1.3. El Juzgado Segundo Penal del Circuito de Buga en la sentencia del 31 de enero de 2003 al ocuparse de la responsabilidad de los acusados en la conducta punible antes mencionada y en ese grado de participación, incluido RÓNALD MAURICIO GONZÁLEZ MORALES, expresó:
“Todos los procesados, sin excepción, terminan aceptando que recibieron de Aguilar los oficios que los autorizaban para reclamar los títulos judiciales correspondientes a los procesos civiles donde ellos no eran parte ni estaban autorizados por quienes legalmente podían hacerlo, y que las firmas que en ellos aparecen como beneficiarios de los mismos es de ellos. A los que negaron tal cosa se les probó mediante el correspondiente peritazgo grafológico, que esas firmas que allí aparecen fueron puestas por ellos de su puño y letra.
Los argumentos exculpativos esgrimidos por ellos para haber actuado de la manera como lo hicieron, no han sido acogidos por el ente acusador; tampoco son de recibo en esta instancia.
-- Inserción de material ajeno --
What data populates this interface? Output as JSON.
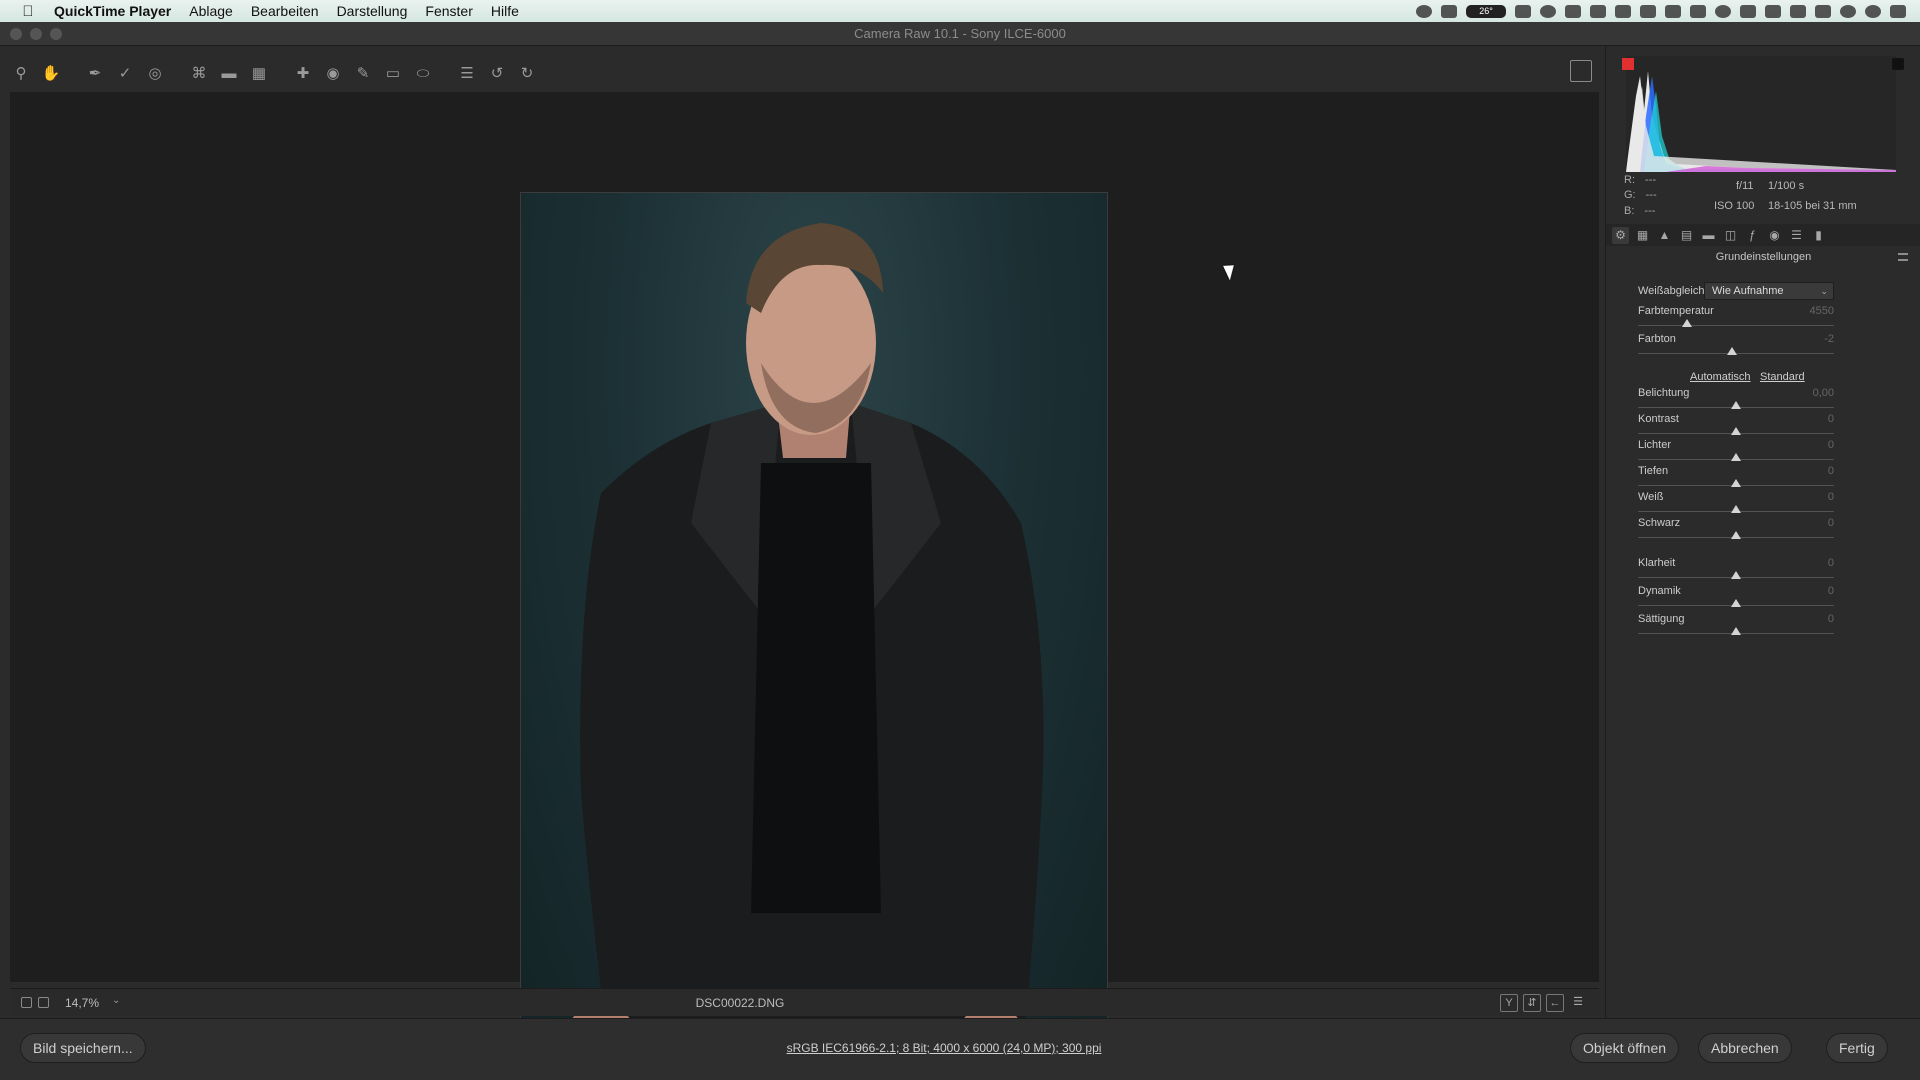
{
  "menubar": {
    "app_name": "QuickTime Player",
    "items": [
      "Ablage",
      "Bearbeiten",
      "Darstellung",
      "Fenster",
      "Hilfe"
    ],
    "status_badge": "26°"
  },
  "window": {
    "title": "Camera Raw 10.1 - Sony ILCE-6000"
  },
  "toolbar": {
    "tools": [
      "zoom-tool-icon",
      "hand-tool-icon",
      "white-balance-tool-icon",
      "color-sampler-tool-icon",
      "targeted-adjustment-tool-icon",
      "crop-tool-icon",
      "straighten-tool-icon",
      "transform-tool-icon",
      "spot-removal-tool-icon",
      "red-eye-tool-icon",
      "adjustment-brush-icon",
      "graduated-filter-icon",
      "radial-filter-icon",
      "preferences-icon",
      "rotate-left-icon",
      "rotate-right-icon"
    ]
  },
  "canvas": {
    "zoom_value": "14,7%",
    "filename": "DSC00022.DNG"
  },
  "footer": {
    "save_button": "Bild speichern...",
    "workflow_options": "sRGB IEC61966-2.1; 8 Bit; 4000 x 6000 (24,0 MP); 300 ppi",
    "open_object_button": "Objekt öffnen",
    "cancel_button": "Abbrechen",
    "done_button": "Fertig"
  },
  "panel": {
    "rgb": {
      "r_label": "R:",
      "g_label": "G:",
      "b_label": "B:",
      "r": "---",
      "g": "---",
      "b": "---"
    },
    "camera_info": {
      "aperture": "f/11",
      "shutter": "1/100 s",
      "iso": "ISO 100",
      "lens": "18-105 bei 31 mm"
    },
    "section_title": "Grundeinstellungen",
    "white_balance_label": "Weißabgleich:",
    "white_balance_value": "Wie Aufnahme",
    "auto_link": "Automatisch",
    "default_link": "Standard",
    "sliders": [
      {
        "label": "Farbtemperatur",
        "value": "4550",
        "position": 0.25
      },
      {
        "label": "Farbton",
        "value": "-2",
        "position": 0.48
      },
      {
        "label": "Belichtung",
        "value": "0,00",
        "position": 0.5
      },
      {
        "label": "Kontrast",
        "value": "0",
        "position": 0.5
      },
      {
        "label": "Lichter",
        "value": "0",
        "position": 0.5
      },
      {
        "label": "Tiefen",
        "value": "0",
        "position": 0.5
      },
      {
        "label": "Weiß",
        "value": "0",
        "position": 0.5
      },
      {
        "label": "Schwarz",
        "value": "0",
        "position": 0.5
      },
      {
        "label": "Klarheit",
        "value": "0",
        "position": 0.5
      },
      {
        "label": "Dynamik",
        "value": "0",
        "position": 0.5
      },
      {
        "label": "Sättigung",
        "value": "0",
        "position": 0.5
      }
    ]
  }
}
Ni la amistad ni el parentesco pueden servir de excusa para violar la ley y para justificar actos flagrantes y arbitrariamente antijurídicos.”
1.4. El Tribunal confirmó la condena por la conducta punible de peculado por apropiación a título de complicidad y frente a las explicaciones suministradas por RÓNALD MAURICIO GONZÁLEZ MORALES las desestimó al considerar que
“Lo mismo se debe decir del señor RÓNALD MAURICIO GONZÁLEZ, quien expresó que no pedía ninguna contraprestación por cobrar los títulos, pues le hacía ese tipo de favores a su tío MANUEL SIMPLICIO AGUILAR ORTEGA como agradecimiento por la ayuda que éste le prestó desde que estaba pequeño.”
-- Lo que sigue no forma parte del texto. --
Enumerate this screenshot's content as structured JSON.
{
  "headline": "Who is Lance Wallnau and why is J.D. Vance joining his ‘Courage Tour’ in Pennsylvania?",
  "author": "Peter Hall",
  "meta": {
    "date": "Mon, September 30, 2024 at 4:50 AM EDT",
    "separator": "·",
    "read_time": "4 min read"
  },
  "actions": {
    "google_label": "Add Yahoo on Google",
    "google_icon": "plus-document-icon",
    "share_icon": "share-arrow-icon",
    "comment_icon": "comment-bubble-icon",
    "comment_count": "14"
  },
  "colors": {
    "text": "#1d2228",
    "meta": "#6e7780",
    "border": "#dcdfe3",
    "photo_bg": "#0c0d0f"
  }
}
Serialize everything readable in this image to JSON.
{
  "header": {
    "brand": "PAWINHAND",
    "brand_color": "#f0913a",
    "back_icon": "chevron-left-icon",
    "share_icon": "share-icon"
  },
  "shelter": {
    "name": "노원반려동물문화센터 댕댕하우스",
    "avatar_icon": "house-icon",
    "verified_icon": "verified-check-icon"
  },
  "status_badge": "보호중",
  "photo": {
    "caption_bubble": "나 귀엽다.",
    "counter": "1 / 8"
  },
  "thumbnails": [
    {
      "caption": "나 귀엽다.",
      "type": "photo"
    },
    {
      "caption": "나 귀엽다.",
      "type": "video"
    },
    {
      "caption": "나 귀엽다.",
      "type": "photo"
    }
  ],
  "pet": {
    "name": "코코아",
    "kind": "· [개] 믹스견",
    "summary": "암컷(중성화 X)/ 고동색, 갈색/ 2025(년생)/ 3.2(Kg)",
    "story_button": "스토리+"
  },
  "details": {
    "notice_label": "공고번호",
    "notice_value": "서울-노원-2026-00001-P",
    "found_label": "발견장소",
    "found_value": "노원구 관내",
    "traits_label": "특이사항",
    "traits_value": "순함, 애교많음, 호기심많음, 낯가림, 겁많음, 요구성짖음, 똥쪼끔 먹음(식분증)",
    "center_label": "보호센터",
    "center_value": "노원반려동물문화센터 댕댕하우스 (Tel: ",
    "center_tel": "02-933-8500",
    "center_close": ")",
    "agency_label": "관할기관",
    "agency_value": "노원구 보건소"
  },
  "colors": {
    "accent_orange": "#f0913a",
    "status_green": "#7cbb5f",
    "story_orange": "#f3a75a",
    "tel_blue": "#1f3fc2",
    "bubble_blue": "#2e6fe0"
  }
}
1.5. De lo anterior se infiere, contrario a lo sostenido por la recurrente, que los jueces de instancia sí estimaron las versiones del procesado GONZÁLEZ MORALES para desvirtuarlas, luego deviene infundado el reparo por este motivo.
1.6. La libelista acierta en plantear que el Tribunal no apreció las declaraciones de Róbinson Aguilar Ortega y José Fabio Cardona pero, como con acierto lo destaca la Procuradora Delegada, de tales testimonios no surgen elementos de juicio que permitan modificar el fallo en sentido favorable al procesado, porque los declarantes se ocuparon de reafirmar el parentesco que existía entre el Secretario del Juzgado Manuel Simplicio Aguilar Ortega y GONZÁLEZ MORALES, y que éste le hacía favores a su tío en agradecimiento por la ayuda que aquél la prestó desde su infancia, aspectos que ya eran conocidos por los jueces de instancia que como quedó visto desestimaron las exculpaciones del inculpado frente a esas situaciones.
1.6. La Corte tampoco encuentra acreditada la causal de ausencia de responsabilidad que propone la recurrente, porque la evidencia demuestra que no fue por un simple favor, por muestras de agradecimiento o por obediencia que RÓNALD MAURICIO GONZÁLEZ MORALES no en una sino en siete oportunidades cobró 88 títulos judiciales de procesos en los cuales no era parte y en los que otras personas eran las beneficiarias que no lo autorizaron, proceder indebido que demuestra la colaboración consciente y deliberada que prestó en los comportamientos ilícitos gestados por su tío Manuel Simplicio Aguilar Ortega.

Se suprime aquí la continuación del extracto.